FH -v- Secretary of State for the Home Department (anonymity order)

Administrative CourtHigh CourtKing's Bench DivisionAnonymity Order

Case number: CO/4781/2022

In the High Court of Justice
King’s Bench Division
Administrative Court

23 February 2023


His Honour Judge Lambert sitting as a Judge of the High Court


The King on the application of


Secretary of State for the Home Department


Notification of the Judge’s decision on the application for permission to apply for judicial review (CPR 54.11, 54.12)

Following consideration of the documents lodged by the Claimant and the Acknowledgement of Service filed by the Defendant.

ORDER by His Honour Judge Lambert sitting as a judge of the High Court

  1. The Claimant is granted anonymity in the case pursuant to CPR 39.2(4) on the basis she is an asylum seeker and potential victim of trafficking and modern slavery.

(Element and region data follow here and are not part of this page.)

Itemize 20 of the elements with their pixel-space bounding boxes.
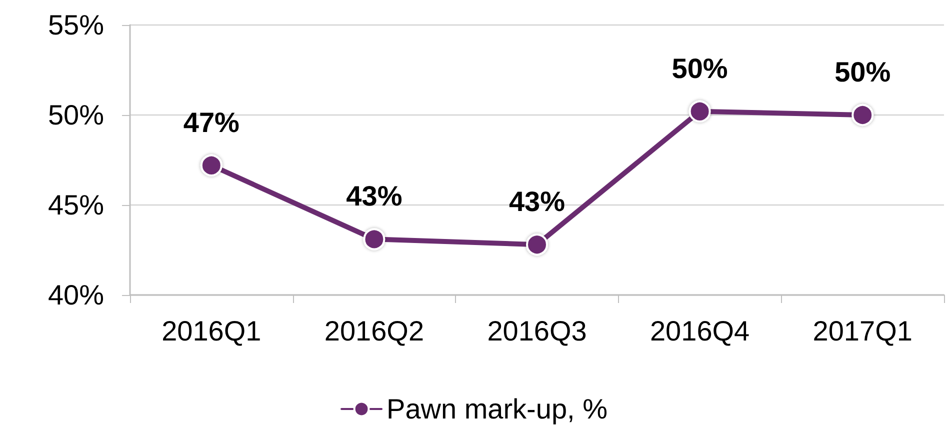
y-tick-label: 50% [48, 100, 104, 130]
data-label: 47% [183, 106, 240, 138]
y-tick-label: 55% [48, 10, 104, 40]
point [526, 234, 548, 256]
x-tick-label: 2017Q1 [812, 316, 912, 346]
y-tick-label: 40% [48, 280, 104, 310]
point [363, 228, 386, 250]
point [852, 104, 874, 126]
point [688, 100, 711, 122]
x-tick-label: 2016Q2 [324, 316, 424, 346]
data-label: 43% [346, 180, 402, 212]
legend-label: Pawn mark-up, % [386, 394, 608, 424]
x-tick-label: 2016Q1 [162, 316, 262, 346]
y-tick-label: 45% [48, 190, 104, 220]
point [200, 154, 222, 176]
x-tick-label: 2016Q4 [650, 316, 750, 346]
data-label: 50% [834, 56, 891, 88]
x-tick-label: 2016Q3 [487, 316, 587, 346]
data-label: 43% [508, 186, 566, 218]
data-label: 50% [672, 52, 728, 84]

There is no countervailing public interest in identifying a party.

2. The application for permission to apply for judicial review is refused.

3. No order for costs.


1. As your legal advisers are aware the court will be slow to involve itself issues of the management of public administration. This is considered thoroughly in R (O and H) v SSHD [2019] EWHC 148 (Admin) where it is observed:

“ [98] … … Delays are a function of the very substantial growth in the NRM’s caseload and the Home Office’s tardiness in responding. But in my judgment, it cannot be said that substantial delay is inherent in the arrangements. There is nothing to which my attention has been drawn, for example, which suggests there is some design fault in the system or some flaw in the arrangements which make delay inevitable. … …

It may well be that the Home Office failed in its management of the NRM to reach the highest standards of administration; it may well be that it would now be possible to devise a better system but neither of those facts means their conduct of the NRM to date has been lawful”.

I know from your evidence that things have changed and that delays have increased. It must be borne in mind that public administration is emerging from unprecedented peacetime disruption and recovery is going to take some time. I do not believe you have reasonable grounds to argue that you can overcome the high hurdle necessary before the court will intervene.

The judgment of Garnham J is a significant restatement of the principle that, in accordance with long-standing constitutional principle, the court will not generally involve itself in the internal management of a government department: see for example Inland Revenue Commissioners v National Federation of Self-Employed and Small Businesses Ltd [1982] AC 617; and R (Arbab) v SSHD [2002] EWHC 1249 (Admin).

I do not believe that your evidence as to the serious delays in the making of decisions in these cases makes it reasonably arguable to infer that the system is unlawful. The fact there are clear delays does not necessarily mean that the past and current systems were unlawful in public law. I adopt respectfully and with appropriate modification what Saini J said in R (on the application of MK) v Secretary of State for the Home Department [2020] 4 WLR 37 [125] “… …what the courts cannot do is embark upon a macro-economic and social policy designing exercise.”

I do not believe your grounds are reasonably arguable when they seek to impugn the decision to defer a determination. A reasonable decision-maker could properly seek further information bearing in mind that the facts and matters relied upon by the Claimant are peculiarly within her own knowledge.

Considering the matter in the light of the Defendant having agreed to provide a timescale of 3 months (absent special circumstances) for the issuing of the Claimant’s Conclusive Grounds decision with effect from Friday, 10 February 2023, a decision being due by 10 May 2023 (absent special circumstances) I do not believe your grounds on delay are reasonably arguable. I realise the Defendant’s promises will seem hollow to you after such a long time and I am very sorry for the delay you have encountered.

2. Reliance on the grant of permission in PM & LT v SSHD (CO/2493/2020, CO/2551/2020) does not seem to me to compare like with like. I believe the Defendant is right in seeking to distinguish the two regimes or two aspects of a regime. The Defendant has a wide margin of appreciation or discretion in administering these payments and I do not believe your grounds are reasonably arguable when they seek to impugn the Defendant’s administration of the support regime(s) as unlawful. Many may think the Defendant could do better but that will not provide grounds for public law challenge or any judicial remedy.